I. 1. La causa de no haberos escrito inmediatamente, hermano amadísimo, ha sido que estando aquí todos los clérigos bajo la amenaza de la persecución, ninguno absolutamente podía salir de Cartago, preparados como están todos, según la devoción de su alma, para la divina y celeste corona. Ahora, sin embargo, debo comunicaros que han vuelto de Roma los que envié para este fin de que nos trajeran bien averiguada la verdad acerca del rescripto publicado en relación con nosotros. Pues, efectivamente, corrían varias e inciertas opiniones sobre ello.
2. La verdad es como sigue: Valeriano ha enviado un rescripto al Senado, según el cual los obispos, presbíteros y diáconos deben ser inmediatamente ejecutados; los senadores, varones egregios y caballeros romanos, perdida su dignidad, deben ser despojados de sus bienes, y si, privados de su riqueza, continúan siendo cristianos, deben también, sufrir la pena capital; las matronas, privadas de sus bienes, serán desterradas; los cesarianos u oficiales de la hacienda imperial que antes o ahora hayan confesado la fe cristiana, han de sufrir la confiscación de sus bienes y, encadenados y con el debido registro, ser enviados a los dominios del Estado.
3. A su rescripto o petición al Senado, mandó adjunto el emperador Valeriano un modelo de la carta en que daba instrucciones sobre nosotros a los gobernadores de las provincias. De un día para otro estamos esperando lleguen aquí esas cartas, y las esperamos a pie firme, con la firmeza de nuestra fe para sufrir el martirio y con la confianza de recibir de la ayuda y misericordia del Señor la corona de la vida eterna.
4. Os damos también la noticia que Sixto ha sido ejecutado en un cementerio el día 6 de agosto, y juntamente con él otros cuatro diáconos. Los prefectos no se dan, diariamente, en Roma punto de reposo en esta persecución, y cuantos son llevados a sus tribunales son ejecutados, y sus bienes confiscados.

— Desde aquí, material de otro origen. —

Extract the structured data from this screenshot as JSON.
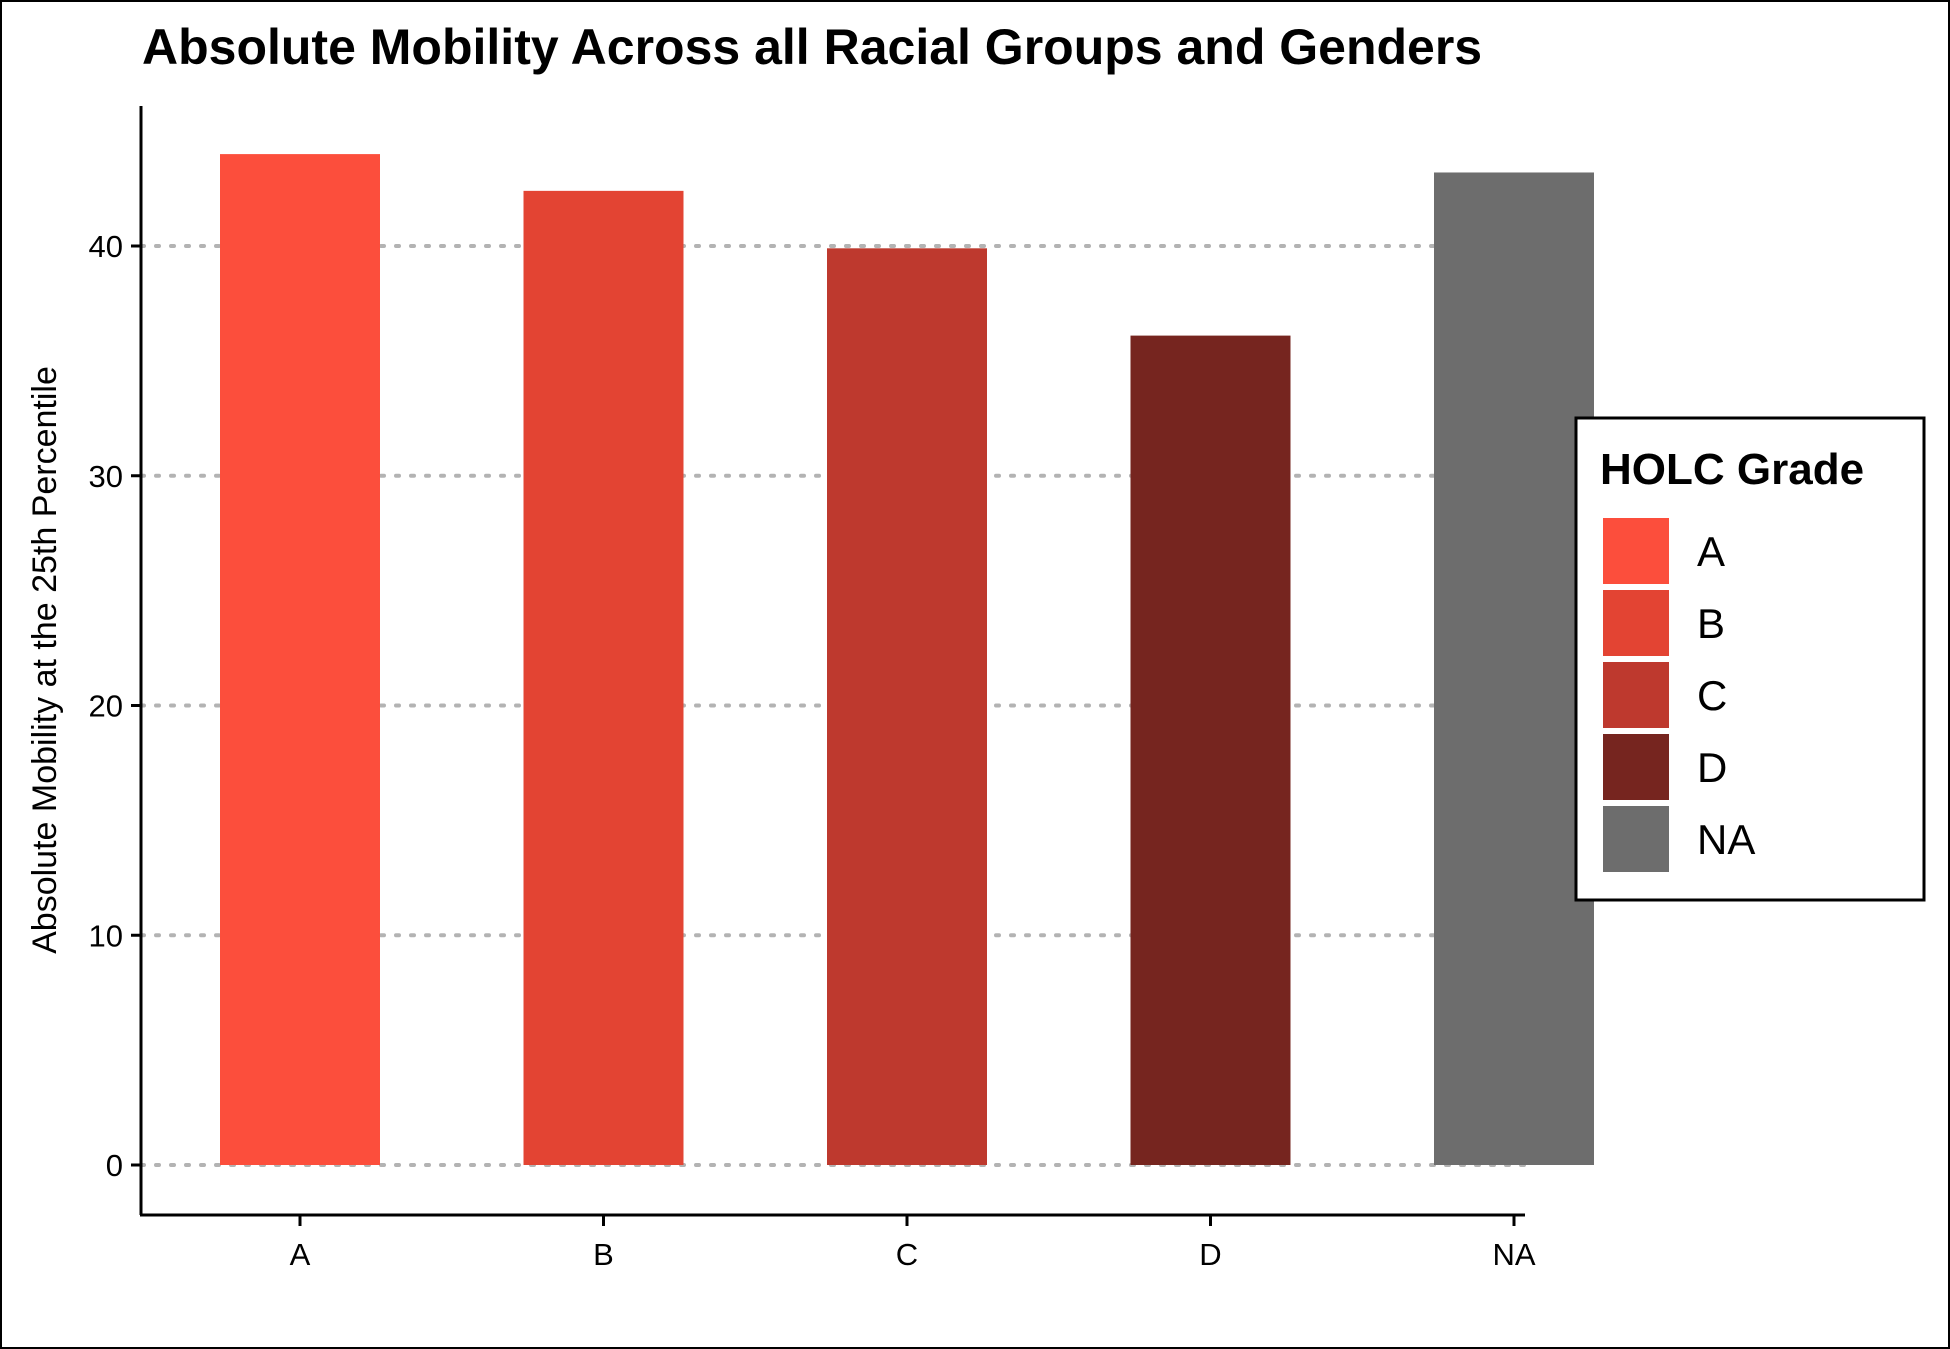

II. Te ruego que hagas llegar estas noticias a los demás colegas nuestros, para que en todas partes, por sus exhortaciones, se fortalezca nuestra fraternidad y se prepare para el combate espiritual. Que nadie piense tanto en la muerte cuanto en la inmortalidad; y que los hombres que con plena fidelidad y con todo valor se han consagrado al Señor, se alegren, más bien que teman, en esta confesión de la fe, en que saben que los soldados de Dios y de Cristo no son muertos, sino coronados. Y deseo, hermano amadísimo, que goces siempre de buena salud.

CARTA LXXXI
No es posible leer sin profunda emoción esta breve carta de San Cipriano, última que salió de su alma—de tu alma salió cuanto escribió este grande obispo—, verdadero testamento de su vida de pastor de su Iglesia, en y por la que va a morir; emocionante despedida camino del martirio, auténtica vigilia de la muerte. El procónsul Galerio hubiera querido juzgar, no sabemos por qué, al obispo de Cartago en Utica, cábeza de uno de los conventus o jurisdicciones de la Proconsular, y mandó sus alguaciles a Cartago para que le trajeran al obispo, prisionero o detenido en sus propios huertos. Éste se esconde en Cartago mismo y escapa a las pesquisas de la policía, porque quiere morir, como obispo, en su propia Iglesia, a la que quiere legar el ejemplo y el honor de su martirio. Que éste había fatalmente de llegar un día u otro, es ya una pura y jubilosa certidumbre en el alma de San Cipriano. Su palabra, que a tantos otros mártires había inflamado y fortalecido en uno de los períodos de más violenta y sañuda persecución que conoció la Iglesia, resonará por última vez, muy pronto, ante el tribunal que le condenará a muerte o, como él diría, a la inmortalidad. Aquí todavía habla a su amada Iglesia de Cartago, y su voz nos trae toda la trémula emoción, a par de la gloria del alma, misma de la Iglesia, en el supremo momento de la expectación del martirio. Es inevitable un recuerdo a Ignacio de Antioquía, y no es menguada gloria para Cipriano que podamos enlazar a distancia de siglo y medio sus dos nombres.
Cipriano, a los presbíteros y diáconos y a todo el pueblo, salud.

I. 1. Habiéndome llegado noticia de que se habían enviado frumentarios o soldados de policía en mi busca, para conducirme a Utica, personas para mí muy queridas me persuadieron a retirarme por un tiempo de mis jardines, y yo vine en ello por haber de por medio la justa causa de que conviene que el obispo confiese al Señor, y con su confesión glorifique al pueblo entero en aquella ciudad precisamente en que preside a la Iglesia del Señor.
2. Y, en efecto, cuanto el obispo, en el momento de confesar la fe, habla por inspiración de Dios, por boca de todos lo habla. Por otra parte, quedaría mutilado el honor de nuestra Iglesia, tan gloriosa ella, si yo, puesto como obispo al frente de otra Iglesia, recibida en Utica la sentencia por mi confesión de la fe, de allí partiera mártir al Señor, siendo así que yo, mirándome a mí y mirando a vosotros, no he cesado un momento de suplicar y con todos mis votos deseado, y como un deber lo siento, confesar entre vosotros la fe y ahí padecer y de ahí marchar al Señor.
3. Así, pues, aquí escondidos, esperamos la venida del procónsul, que está para volver a Cartago, para oír lo que los emperadores han mandado en orden a los cristianos, lo mismo obispos que laicos, y responder lo que en aquel momento quiera el Señor que digamos.
4. Por nuestra parte, hermanos amadísimos, según la disciplina que, tomada de los mandamientos del Señor, siempre recibisteis de mi, y lo que en mis explicaciones tan a menudo aprendisteis, mantened la quietud y tranquilidad, y que nadie de entre vosotros promueva tumulto alguno entre los hermanos ni se entregue espontáneamente a los gentiles. Sólo, efectivamente, el que es detenido y llevado ante la autoridad debe hablar, o más bien Dios, que mora en nosotros, hablará en aquel momento; Dios, digo, que antes bien quiere que confesemos la fe que no que la proclamemos.
5. Qué nos convenga observar en lo demás, antes de que el procónsul dé sobre mí la sentencia por la confesión del nombre de Dios, con la inspiración del Señor lo dispondremos sobre la marcha.

Que el Señor Jesús, hermanos amadísimos, os haga permanecer incólumes en su Iglesia y se digne conservaros en ella.